Torino fa il tifo per il Napoli

Chiellini giura che la Juventus non è nemmeno sfiorata dall'idea di festeggiare il secondo scudetto consecutivo nel derby. «Non credo affatto a un passo falso del Napoli», così il difensore bianconero, riferendosi alla trasferta che i partenopei affronteranno stasera a Pescara. Orfani di Cavani, ma con il rientro di Inler, ovvero gli autori delle doppiette che piegarono gli abruzzesi al San Paolo quasi 5 mesi fa. Con la vittoria, la squadra di Mazzarri renderebbe matematicamente impossibile la festa anticipata dei rivali.
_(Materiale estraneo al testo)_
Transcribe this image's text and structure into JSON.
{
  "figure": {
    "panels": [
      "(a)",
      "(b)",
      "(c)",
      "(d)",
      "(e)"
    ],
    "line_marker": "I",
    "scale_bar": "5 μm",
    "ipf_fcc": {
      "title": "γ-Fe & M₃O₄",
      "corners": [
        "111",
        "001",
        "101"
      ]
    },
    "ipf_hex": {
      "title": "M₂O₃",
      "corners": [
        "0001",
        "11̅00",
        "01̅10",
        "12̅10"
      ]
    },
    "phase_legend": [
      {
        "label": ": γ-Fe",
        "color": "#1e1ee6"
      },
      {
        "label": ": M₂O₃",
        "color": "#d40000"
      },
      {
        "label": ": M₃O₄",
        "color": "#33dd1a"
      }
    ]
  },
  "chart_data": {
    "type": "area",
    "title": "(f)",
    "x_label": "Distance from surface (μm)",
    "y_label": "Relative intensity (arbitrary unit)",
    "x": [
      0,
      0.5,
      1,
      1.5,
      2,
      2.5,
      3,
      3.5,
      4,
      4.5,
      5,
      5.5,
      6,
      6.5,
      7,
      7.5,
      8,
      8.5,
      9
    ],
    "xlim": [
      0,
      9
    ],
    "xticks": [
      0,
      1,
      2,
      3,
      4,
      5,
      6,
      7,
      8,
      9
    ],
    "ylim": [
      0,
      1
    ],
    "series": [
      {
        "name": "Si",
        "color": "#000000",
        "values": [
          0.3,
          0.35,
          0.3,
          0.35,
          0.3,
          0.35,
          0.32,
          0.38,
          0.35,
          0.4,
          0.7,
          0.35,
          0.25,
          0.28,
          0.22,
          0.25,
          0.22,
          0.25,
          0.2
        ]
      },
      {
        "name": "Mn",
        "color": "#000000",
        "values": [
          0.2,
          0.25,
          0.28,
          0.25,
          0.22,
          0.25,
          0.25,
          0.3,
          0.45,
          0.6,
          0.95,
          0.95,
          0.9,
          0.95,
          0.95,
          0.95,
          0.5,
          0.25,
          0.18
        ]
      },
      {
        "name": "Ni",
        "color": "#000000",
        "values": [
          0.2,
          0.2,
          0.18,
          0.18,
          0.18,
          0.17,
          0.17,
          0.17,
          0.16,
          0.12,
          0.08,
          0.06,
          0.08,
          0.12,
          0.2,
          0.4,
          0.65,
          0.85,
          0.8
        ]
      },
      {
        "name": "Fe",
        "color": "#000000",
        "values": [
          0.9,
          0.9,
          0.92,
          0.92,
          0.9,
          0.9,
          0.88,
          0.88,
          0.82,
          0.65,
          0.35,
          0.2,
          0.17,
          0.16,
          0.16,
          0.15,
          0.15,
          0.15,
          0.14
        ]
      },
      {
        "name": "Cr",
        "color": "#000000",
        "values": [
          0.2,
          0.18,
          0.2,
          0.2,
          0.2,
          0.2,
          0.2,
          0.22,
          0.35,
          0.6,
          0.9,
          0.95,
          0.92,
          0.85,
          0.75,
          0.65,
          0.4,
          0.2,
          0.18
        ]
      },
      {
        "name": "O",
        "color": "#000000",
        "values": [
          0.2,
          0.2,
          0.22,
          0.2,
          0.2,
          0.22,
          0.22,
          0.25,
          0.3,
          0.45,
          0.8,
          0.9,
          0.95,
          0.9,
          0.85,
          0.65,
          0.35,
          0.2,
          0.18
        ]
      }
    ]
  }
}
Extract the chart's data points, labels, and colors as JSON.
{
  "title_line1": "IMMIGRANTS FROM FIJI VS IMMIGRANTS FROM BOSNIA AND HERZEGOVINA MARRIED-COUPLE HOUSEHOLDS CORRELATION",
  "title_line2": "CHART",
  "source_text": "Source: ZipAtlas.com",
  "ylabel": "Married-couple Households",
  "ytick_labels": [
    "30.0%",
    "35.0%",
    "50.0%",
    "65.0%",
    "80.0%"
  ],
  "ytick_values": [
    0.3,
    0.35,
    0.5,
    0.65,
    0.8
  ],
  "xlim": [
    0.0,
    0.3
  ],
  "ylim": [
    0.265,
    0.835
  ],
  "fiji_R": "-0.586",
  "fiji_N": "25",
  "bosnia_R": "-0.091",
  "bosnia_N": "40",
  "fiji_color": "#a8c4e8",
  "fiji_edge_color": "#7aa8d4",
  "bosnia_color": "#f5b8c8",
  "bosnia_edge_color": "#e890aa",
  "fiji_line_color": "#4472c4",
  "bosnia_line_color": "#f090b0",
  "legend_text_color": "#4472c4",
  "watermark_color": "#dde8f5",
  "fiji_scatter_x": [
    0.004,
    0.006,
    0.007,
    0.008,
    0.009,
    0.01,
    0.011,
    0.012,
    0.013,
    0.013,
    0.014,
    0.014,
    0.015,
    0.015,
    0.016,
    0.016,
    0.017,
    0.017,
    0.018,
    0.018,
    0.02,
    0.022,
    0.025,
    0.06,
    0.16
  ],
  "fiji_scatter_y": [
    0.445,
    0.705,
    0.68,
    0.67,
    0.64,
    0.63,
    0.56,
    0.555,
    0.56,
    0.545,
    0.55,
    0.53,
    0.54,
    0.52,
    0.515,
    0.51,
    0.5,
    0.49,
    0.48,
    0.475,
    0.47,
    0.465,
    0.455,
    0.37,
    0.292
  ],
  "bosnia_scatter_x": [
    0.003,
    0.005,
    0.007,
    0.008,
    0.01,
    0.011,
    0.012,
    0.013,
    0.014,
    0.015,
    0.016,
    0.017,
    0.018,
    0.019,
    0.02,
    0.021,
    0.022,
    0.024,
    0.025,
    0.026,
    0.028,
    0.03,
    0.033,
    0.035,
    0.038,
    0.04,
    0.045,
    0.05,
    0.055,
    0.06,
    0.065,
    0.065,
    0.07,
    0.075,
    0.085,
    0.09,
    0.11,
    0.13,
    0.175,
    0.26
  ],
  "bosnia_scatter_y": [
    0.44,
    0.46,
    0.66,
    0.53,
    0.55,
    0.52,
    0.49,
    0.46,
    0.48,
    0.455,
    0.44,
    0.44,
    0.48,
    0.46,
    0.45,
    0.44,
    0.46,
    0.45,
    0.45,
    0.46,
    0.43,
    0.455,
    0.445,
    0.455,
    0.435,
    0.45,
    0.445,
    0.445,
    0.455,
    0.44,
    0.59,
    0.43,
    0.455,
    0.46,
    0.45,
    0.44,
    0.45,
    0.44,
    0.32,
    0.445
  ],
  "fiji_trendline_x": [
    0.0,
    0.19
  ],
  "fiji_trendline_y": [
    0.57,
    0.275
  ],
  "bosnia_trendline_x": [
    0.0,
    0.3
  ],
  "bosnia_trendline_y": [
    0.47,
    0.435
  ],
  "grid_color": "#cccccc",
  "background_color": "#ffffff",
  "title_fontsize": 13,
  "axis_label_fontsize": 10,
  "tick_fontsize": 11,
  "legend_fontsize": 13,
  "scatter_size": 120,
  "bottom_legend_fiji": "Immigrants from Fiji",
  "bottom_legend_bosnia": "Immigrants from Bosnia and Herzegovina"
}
Intanto però già seimila tifosi bianconeri hanno acquistato il biglietto per la sfida con il Toro e l'Olimpico sarà esaurito. Chissà, magari molti di loro credono a un nuovo colpo di coda del Pescara ormai in B dopo lo scherzetto alla Roma di domenica scorsa e sono pronti alla festa scudetto, che sarebbe la prima storica in un derby. La curva Primavera (del Toro) sarà divisa a metà per ospitare circa 1500 supporter juventini, divisi dai granata da un cordone di sicurezza. Anche per questo motivo le forze dell'ordine sono già all'erta: si temono scontri tra le tifoserie dentro e fuori.
A Napoli, più che pensare alla Juve (anche se la prospettiva di farle «sudare» il titolo per altri 90 minuti è allettante), si guarda al Milan, lontano sette lunghezze nella corsa al secondo posto. Si diceva di Cavani squalificato per Pescara, ma il Matador sembra già un ex, visto che si ragiona di lui con un'altra casacca addosso nella prossima stagione ed è iniziata la girandola di nomi (da Damiao a Jovetic) per gli eventuali sostituti dell'attaccante uruguaiano.
Senza dimenticare l'incertezza sull'allenatore, con Mazzarri che continua a rimandare a fine stagione (o almeno a traguardo raggiunto) la risposta su quello che farà dal 19 maggio in poi.
«Con il Pescara, se giochiamo rilassati, c'è il rischio di fare una figuraccia - ammonisce il tecnico degli azzurri -. Può succedere ancora di tutto, guardiamoci le spalle dal Milan, che in tre domeniche è passato da -2 a -7 ma nelle prossime potrebbe fare pure il contrario, e anche dalla Fiorentina. Mai dire gatto se non ce l'hai nel sacco, come diceva Trapattoni. Quando ci sarà la certezza del secondo posto ci aggiorneremo per quanto concerne il mio futuro. Se ci sono i giusti presupposti, è meglio seminare dove già si è arato, ma dobbiamo ricordarci che il calcio è anche connubio tra situazioni tecniche ed economiche. Napoli è una piazza bella, affascinante, difficile. Ti dà tanti stimoli, dopo che ci sei stato e ce l'hai fatta rappresenta un bagaglio di esperienza importante».
E sulle voci legate a un possibile approdo nella Capitale dice, lasciandosi scappare un accento in dialetto romanesco: «Sono lusingato da quello che scrivete, ma non so' gnente daa' Roma».
Senza il Matador l'assalto al Pescara allenato da Bucchi, ex attaccante azzurro, sarà guidato da Insigne e Pandev. Con la Juve alla finestra che sogna il trionfo più intrigante.